EUR/USD continues to trade close to the 1.1600 level
The large option expiries throughout the week have played their role in keeping price action more contained, with any upside push also stalling at the key hourly moving averages (red and blue lines) as seen above.
This all points to a lack of conviction among traders for the time being with the euro focused on the ECB meeting later today.
No major policy changes are expected as this should be a placeholder for the December meeting but there will be a few things to watch out for.
The first being the hot topic on everyone's lips i.e. inflation. The ECB's transitory narrative has been dealt a heavy blow as continuous inflation readings have served to reaffirm that price pressures are surging and they are likely to stay for quite some time.

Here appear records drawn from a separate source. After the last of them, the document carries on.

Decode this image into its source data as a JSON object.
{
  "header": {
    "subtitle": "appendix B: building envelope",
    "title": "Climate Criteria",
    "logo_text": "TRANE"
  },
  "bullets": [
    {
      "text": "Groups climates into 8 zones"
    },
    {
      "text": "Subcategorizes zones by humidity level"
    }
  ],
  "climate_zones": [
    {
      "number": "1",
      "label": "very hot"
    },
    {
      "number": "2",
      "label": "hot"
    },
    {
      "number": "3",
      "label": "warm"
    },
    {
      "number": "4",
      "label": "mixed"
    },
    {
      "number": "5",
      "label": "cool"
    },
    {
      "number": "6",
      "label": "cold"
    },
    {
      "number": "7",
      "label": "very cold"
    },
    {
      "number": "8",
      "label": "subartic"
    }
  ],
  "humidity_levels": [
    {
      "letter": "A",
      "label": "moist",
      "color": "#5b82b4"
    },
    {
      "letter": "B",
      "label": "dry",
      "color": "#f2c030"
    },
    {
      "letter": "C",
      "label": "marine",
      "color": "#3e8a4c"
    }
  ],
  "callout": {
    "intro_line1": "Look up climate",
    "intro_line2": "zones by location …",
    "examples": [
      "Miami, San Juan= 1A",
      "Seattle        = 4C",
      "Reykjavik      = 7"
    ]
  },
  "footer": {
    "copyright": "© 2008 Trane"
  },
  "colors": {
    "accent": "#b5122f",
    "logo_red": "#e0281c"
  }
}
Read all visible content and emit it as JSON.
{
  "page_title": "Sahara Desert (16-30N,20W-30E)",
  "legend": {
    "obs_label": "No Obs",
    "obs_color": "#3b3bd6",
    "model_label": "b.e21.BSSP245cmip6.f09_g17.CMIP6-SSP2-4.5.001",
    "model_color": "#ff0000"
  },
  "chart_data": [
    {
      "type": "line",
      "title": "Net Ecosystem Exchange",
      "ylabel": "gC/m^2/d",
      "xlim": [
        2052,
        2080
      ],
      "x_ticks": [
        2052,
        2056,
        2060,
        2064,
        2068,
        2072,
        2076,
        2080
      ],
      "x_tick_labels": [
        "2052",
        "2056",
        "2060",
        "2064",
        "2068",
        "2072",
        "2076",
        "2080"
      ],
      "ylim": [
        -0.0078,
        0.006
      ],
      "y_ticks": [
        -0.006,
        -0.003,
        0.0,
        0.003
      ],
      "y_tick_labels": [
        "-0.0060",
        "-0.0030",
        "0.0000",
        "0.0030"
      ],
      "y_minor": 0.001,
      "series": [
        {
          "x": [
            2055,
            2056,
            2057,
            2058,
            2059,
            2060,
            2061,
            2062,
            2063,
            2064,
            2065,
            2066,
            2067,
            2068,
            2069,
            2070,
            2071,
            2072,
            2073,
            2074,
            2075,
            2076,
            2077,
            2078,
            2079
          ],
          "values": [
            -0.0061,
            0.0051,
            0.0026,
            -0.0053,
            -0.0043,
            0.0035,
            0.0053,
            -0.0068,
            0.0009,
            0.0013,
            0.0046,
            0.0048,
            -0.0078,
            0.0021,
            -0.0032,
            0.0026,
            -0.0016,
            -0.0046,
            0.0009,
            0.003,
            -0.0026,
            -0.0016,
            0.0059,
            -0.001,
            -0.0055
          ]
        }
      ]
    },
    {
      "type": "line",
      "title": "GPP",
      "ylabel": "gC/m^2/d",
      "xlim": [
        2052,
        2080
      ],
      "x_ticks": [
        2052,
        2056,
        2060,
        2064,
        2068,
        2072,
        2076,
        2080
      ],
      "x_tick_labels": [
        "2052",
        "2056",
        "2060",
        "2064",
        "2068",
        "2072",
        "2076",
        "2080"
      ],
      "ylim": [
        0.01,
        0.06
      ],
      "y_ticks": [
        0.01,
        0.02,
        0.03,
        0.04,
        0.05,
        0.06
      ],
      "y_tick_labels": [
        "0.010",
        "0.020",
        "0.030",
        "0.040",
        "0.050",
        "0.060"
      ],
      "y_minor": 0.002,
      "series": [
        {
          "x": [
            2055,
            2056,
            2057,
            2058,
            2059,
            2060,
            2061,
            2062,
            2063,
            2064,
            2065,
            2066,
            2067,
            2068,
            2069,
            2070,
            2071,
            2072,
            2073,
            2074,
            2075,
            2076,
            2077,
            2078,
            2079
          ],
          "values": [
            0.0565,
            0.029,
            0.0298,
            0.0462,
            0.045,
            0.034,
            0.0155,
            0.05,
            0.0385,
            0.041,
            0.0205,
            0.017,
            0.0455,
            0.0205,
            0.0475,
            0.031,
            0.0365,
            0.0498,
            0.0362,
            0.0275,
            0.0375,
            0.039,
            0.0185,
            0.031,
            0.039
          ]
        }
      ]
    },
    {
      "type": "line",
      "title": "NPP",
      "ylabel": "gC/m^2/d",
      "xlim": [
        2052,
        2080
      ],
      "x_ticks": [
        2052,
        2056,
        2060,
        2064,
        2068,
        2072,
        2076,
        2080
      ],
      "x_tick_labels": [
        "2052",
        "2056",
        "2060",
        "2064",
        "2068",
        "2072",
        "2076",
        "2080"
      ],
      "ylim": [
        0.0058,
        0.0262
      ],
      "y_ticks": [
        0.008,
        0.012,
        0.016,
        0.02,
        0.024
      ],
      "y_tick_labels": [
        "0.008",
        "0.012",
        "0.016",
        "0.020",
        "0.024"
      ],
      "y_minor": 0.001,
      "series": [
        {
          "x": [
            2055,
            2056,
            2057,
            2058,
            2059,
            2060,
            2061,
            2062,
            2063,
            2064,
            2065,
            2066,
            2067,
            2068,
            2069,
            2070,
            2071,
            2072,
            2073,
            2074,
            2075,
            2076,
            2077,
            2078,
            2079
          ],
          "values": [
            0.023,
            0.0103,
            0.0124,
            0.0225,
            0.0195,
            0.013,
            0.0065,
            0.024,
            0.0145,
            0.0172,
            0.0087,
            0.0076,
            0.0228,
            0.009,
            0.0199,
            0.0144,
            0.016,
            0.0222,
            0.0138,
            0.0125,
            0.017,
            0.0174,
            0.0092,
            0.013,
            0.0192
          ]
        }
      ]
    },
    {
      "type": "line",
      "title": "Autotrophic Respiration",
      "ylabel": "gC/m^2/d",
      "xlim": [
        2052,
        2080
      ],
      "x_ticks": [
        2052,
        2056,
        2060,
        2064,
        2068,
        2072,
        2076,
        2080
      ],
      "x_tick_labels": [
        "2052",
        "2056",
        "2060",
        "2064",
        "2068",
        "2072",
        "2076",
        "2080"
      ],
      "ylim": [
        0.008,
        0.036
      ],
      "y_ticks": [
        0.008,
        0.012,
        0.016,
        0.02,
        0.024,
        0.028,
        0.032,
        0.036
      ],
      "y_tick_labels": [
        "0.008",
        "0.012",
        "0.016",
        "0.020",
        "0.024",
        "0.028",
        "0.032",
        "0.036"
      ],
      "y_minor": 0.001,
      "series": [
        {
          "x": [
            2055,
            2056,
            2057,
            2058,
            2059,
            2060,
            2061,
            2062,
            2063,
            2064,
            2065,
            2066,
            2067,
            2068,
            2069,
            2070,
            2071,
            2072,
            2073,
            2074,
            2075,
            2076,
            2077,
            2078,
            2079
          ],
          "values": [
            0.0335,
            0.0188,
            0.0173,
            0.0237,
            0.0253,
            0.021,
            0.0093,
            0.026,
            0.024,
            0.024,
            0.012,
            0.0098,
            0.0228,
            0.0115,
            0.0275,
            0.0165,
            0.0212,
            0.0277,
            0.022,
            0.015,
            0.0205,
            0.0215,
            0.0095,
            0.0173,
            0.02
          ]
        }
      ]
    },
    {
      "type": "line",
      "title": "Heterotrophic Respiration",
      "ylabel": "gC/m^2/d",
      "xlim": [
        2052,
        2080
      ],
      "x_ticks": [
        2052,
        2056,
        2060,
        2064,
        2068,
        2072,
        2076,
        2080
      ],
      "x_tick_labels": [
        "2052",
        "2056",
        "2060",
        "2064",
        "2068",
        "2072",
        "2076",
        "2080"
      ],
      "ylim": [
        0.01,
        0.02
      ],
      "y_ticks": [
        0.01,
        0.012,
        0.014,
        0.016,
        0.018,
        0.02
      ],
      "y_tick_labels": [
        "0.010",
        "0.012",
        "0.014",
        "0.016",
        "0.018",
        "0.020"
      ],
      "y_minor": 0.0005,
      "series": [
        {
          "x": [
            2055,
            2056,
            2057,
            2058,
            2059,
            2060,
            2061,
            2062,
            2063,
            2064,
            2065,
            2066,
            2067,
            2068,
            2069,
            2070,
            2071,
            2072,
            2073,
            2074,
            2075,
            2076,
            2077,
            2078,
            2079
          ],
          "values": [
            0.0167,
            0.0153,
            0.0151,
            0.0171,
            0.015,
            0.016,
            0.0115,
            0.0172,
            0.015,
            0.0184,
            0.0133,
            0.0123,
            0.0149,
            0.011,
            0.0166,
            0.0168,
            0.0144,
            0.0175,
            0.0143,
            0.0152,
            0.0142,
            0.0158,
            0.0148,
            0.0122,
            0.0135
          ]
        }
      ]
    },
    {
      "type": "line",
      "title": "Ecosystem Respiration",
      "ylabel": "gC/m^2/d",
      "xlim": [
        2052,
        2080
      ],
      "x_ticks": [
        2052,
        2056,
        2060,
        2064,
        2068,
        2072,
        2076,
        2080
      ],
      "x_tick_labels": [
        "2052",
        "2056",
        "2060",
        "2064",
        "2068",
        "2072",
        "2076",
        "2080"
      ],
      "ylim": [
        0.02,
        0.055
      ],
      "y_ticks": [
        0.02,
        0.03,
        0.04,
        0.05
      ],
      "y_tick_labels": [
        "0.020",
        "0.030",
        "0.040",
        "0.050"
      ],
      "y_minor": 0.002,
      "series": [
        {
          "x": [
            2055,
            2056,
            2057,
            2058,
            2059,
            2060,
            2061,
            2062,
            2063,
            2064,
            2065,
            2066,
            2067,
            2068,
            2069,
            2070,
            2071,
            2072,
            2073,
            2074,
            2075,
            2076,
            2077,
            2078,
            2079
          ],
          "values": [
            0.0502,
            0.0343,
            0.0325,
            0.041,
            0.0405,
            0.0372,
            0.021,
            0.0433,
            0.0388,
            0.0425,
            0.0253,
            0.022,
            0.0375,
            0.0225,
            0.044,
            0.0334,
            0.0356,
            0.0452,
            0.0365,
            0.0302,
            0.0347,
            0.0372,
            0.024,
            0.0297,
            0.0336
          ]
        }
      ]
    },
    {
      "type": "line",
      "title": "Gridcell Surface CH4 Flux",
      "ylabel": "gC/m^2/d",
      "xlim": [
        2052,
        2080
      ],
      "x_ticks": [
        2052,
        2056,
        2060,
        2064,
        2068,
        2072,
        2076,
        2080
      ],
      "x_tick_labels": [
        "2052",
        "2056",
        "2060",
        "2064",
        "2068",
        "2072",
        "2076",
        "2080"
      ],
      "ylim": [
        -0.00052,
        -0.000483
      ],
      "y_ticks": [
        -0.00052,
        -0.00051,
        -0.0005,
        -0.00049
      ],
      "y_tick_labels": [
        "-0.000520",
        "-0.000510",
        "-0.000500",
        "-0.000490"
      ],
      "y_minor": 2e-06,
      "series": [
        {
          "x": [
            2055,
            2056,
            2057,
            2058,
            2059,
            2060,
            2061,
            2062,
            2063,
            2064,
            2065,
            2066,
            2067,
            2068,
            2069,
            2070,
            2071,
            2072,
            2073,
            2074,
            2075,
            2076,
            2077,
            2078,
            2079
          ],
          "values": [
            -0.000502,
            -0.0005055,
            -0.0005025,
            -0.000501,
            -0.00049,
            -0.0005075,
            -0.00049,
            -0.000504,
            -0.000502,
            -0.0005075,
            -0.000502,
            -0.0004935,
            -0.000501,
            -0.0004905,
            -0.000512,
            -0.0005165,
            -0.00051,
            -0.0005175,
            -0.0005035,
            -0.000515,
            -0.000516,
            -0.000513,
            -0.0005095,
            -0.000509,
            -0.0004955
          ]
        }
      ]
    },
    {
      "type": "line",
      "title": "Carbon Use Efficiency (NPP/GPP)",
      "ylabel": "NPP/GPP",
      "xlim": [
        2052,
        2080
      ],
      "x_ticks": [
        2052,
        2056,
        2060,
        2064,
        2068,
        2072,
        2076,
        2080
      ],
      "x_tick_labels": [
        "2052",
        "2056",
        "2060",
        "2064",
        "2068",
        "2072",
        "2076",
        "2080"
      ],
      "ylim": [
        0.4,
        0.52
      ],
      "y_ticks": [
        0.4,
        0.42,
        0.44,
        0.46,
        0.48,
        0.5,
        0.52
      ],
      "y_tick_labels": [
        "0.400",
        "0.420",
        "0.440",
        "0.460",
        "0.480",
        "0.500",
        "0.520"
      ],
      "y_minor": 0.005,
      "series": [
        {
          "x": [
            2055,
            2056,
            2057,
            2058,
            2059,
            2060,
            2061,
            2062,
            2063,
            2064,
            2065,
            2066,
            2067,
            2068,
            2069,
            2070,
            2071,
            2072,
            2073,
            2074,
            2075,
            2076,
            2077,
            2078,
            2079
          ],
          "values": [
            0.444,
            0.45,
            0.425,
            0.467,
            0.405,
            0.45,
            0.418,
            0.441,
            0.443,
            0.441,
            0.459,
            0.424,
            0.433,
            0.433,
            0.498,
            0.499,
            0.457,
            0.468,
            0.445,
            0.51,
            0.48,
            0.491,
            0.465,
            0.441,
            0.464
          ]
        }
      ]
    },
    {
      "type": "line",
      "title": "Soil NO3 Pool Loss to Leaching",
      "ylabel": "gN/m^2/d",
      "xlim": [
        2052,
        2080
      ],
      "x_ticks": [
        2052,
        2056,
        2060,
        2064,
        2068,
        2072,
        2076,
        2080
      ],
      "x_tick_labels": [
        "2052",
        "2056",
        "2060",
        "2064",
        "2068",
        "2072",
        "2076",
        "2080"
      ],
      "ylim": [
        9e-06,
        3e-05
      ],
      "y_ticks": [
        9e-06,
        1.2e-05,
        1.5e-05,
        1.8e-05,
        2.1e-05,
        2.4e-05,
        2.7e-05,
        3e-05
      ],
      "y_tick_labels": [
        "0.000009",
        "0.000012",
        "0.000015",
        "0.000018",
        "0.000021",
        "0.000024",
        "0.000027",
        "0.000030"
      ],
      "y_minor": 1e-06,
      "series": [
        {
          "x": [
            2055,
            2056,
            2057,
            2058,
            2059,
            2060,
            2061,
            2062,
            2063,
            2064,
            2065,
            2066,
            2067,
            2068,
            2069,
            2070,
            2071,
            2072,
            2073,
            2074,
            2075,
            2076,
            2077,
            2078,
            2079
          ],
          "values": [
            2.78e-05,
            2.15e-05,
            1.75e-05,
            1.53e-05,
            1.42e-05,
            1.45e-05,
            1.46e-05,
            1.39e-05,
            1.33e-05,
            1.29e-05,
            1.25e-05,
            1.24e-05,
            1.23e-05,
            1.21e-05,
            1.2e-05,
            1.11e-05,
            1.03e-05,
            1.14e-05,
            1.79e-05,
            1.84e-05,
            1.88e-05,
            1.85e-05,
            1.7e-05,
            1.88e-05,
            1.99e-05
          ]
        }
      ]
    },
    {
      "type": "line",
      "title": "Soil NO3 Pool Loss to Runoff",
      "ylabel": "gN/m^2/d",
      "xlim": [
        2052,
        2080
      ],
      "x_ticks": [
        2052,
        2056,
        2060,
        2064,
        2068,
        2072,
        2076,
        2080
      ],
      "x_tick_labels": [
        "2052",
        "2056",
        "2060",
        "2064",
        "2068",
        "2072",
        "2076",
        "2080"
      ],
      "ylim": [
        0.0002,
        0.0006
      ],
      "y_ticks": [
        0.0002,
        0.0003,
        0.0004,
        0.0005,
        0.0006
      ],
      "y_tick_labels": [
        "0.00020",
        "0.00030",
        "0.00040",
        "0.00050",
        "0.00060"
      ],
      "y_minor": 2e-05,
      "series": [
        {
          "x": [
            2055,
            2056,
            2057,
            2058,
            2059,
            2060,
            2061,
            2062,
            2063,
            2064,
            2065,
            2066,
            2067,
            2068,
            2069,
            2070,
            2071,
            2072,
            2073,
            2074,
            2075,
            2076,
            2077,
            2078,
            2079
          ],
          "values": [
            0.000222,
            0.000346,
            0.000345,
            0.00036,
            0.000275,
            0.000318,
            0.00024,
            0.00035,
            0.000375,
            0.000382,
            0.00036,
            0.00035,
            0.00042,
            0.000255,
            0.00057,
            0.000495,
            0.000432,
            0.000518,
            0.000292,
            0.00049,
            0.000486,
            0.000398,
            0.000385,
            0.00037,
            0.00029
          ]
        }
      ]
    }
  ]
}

Amid the jump in energy prices and supply bottlenecks, they are proving to be more sticky and the ECB is finding it tougher by the day to defend their stance during the summer.
Will they cave under the pressure today? I doubt we'll see a full concession but Lagarde & co. might acknowledge risks of higher inflation to follow going into next year. That said, expect her to clarify that such conditions does not warrant any tightening of policy.
The other key thing to be mindful about is the economic outlook as supply and capacity constraints are weighing heavily on output and productivity. That certainly threatens the recovery and could see downward revisions to forecasts going into 2022.
With regards to the euro, it is going to be a tough one to sort out in the immediate aftermath but on the balance of things, as long as real yields remain subdued and other major central banks are diverging away from the ECB, that should be one big reason for the single currency to decline in the medium-to-long-term at least.